Quantum Fluctuations Can "Kick" Objects on Human Scale

picture of LIGO's mirrors

For the first time, researchers have measured the effects of quantum fluctuations on an object at the human scale. In a paper published today in Nature, they report the observation that quantum fluctuations, tiny as they may be, can nonetheless "kick" an object as large as the 40-kilogram mirrors of the National Science Foundation's Laser Interferometer Gravitational-wave Observatory (LIGO), causing them to move by an infinitesimal degree. The team was able to measure these minuscule movements.

The new study, led by MIT and including several researchers from the LIGO Laboratory headquarted at Caltech, was carried out at the LIGO Livingston Observatory in Louisiana.

It turns out that the quantum noise in LIGO's detectors is sufficient to move the large mirrors by 10-20meters, a displacement that was predicted for an object of this size by quantum mechanics, but had never before been measured. In order to measure this motion, the team used a special instrument they designed called a "quantum squeezer" to manipulate the detector's quantum noise and reduce its kicks to the mirrors; by reducing the quantum noise, they were able to determine how much it contributed to the movement of the mirrors.

"It's really impressive to see that squeezed light, a beam of light with just a handful of photons per second, can actually reduce the motion of these huge mirrors that weigh as much as a small person," says co-author Sheila Dwyer, a Caltech scientist working at the LIGO Hanford facility in Washington. "At these frequencies, there are so many noise sources that cause the mirror to move, so it's impressive that the impact is really clear in this result."

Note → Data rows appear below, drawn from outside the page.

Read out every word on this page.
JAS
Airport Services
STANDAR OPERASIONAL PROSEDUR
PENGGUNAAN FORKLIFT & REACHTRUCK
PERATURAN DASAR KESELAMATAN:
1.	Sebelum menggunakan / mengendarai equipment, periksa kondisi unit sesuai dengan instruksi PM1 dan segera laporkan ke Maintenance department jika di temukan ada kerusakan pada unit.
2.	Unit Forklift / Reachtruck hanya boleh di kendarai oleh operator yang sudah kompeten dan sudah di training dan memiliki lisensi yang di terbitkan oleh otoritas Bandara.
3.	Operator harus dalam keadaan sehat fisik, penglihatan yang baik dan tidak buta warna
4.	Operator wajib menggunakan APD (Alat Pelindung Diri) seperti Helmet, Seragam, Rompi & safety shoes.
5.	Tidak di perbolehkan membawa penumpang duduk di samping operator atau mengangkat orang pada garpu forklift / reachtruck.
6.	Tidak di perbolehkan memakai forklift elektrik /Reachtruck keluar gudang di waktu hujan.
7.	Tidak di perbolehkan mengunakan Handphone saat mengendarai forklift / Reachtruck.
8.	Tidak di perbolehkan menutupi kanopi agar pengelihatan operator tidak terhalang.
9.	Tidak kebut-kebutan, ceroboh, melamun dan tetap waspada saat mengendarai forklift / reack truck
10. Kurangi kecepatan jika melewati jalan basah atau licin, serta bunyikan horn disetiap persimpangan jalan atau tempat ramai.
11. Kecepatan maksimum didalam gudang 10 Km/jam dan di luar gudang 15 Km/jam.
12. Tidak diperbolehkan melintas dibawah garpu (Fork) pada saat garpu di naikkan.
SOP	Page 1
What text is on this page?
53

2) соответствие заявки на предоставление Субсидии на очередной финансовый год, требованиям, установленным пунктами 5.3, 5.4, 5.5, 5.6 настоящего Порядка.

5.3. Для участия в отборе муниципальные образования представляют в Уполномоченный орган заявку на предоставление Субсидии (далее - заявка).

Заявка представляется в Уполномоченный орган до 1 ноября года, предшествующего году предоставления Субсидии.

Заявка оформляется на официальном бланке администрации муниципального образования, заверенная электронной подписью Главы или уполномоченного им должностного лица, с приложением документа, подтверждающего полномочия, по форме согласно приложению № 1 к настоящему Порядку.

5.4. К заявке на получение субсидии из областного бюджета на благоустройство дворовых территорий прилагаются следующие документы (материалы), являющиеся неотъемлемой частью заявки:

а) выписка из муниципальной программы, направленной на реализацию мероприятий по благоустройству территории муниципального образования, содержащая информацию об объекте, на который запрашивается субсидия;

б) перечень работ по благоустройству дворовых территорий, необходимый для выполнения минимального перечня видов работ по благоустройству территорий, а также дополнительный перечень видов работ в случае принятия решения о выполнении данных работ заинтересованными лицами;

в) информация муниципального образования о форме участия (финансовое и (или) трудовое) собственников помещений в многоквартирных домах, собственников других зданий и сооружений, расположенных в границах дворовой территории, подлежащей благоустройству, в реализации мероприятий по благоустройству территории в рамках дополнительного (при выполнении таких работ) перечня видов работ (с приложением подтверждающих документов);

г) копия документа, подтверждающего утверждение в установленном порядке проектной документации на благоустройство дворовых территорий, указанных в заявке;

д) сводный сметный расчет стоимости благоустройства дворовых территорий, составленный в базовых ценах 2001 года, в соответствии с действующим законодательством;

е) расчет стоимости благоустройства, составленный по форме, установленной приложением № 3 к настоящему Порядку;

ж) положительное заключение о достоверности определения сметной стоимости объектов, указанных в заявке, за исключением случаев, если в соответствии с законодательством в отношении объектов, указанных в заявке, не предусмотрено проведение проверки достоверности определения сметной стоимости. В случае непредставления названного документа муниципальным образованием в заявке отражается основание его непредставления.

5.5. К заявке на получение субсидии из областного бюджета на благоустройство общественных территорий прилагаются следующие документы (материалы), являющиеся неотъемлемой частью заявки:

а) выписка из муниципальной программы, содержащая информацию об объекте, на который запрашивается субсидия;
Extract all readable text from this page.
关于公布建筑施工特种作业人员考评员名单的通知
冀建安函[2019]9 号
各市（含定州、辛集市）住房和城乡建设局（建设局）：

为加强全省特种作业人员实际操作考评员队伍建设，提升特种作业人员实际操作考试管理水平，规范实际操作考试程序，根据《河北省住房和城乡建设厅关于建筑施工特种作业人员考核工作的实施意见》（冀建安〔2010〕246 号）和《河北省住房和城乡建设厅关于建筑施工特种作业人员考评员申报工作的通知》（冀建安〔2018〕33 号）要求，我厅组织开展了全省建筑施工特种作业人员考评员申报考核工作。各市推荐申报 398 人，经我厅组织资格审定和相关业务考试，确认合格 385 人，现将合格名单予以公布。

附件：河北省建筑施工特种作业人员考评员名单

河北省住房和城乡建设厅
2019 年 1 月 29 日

Rana Adhikari, professor of physics at Caltech and a member of the LIGO Laboratory, explains that squeezed light reduces the amount of unwanted quantum noise by pushing the noise into the amplitude of the light waves instead of the phase of the light waves, which is what they want to measure.

"It's the amplitude of the light that kicks the mirrors around," he said. "We've taken advantage of a loophole in nature that allows us to push the noise into an area we are not interested in."

By using squeezed light to reduce the quantum noise in the LIGO measurement, the team has made a measurement more precise than the standard quantum limit; this noise reduction will ultimately help LIGO to detect fainter, more distant sources of gravitational waves.

"Even farther into the future, this kind of research could be used to improve smartphones and self-driving cars and other types of technology," says Adhikari. "The team of researchers at LIGO Livingston in Louisiana has been key to making these obervations happen."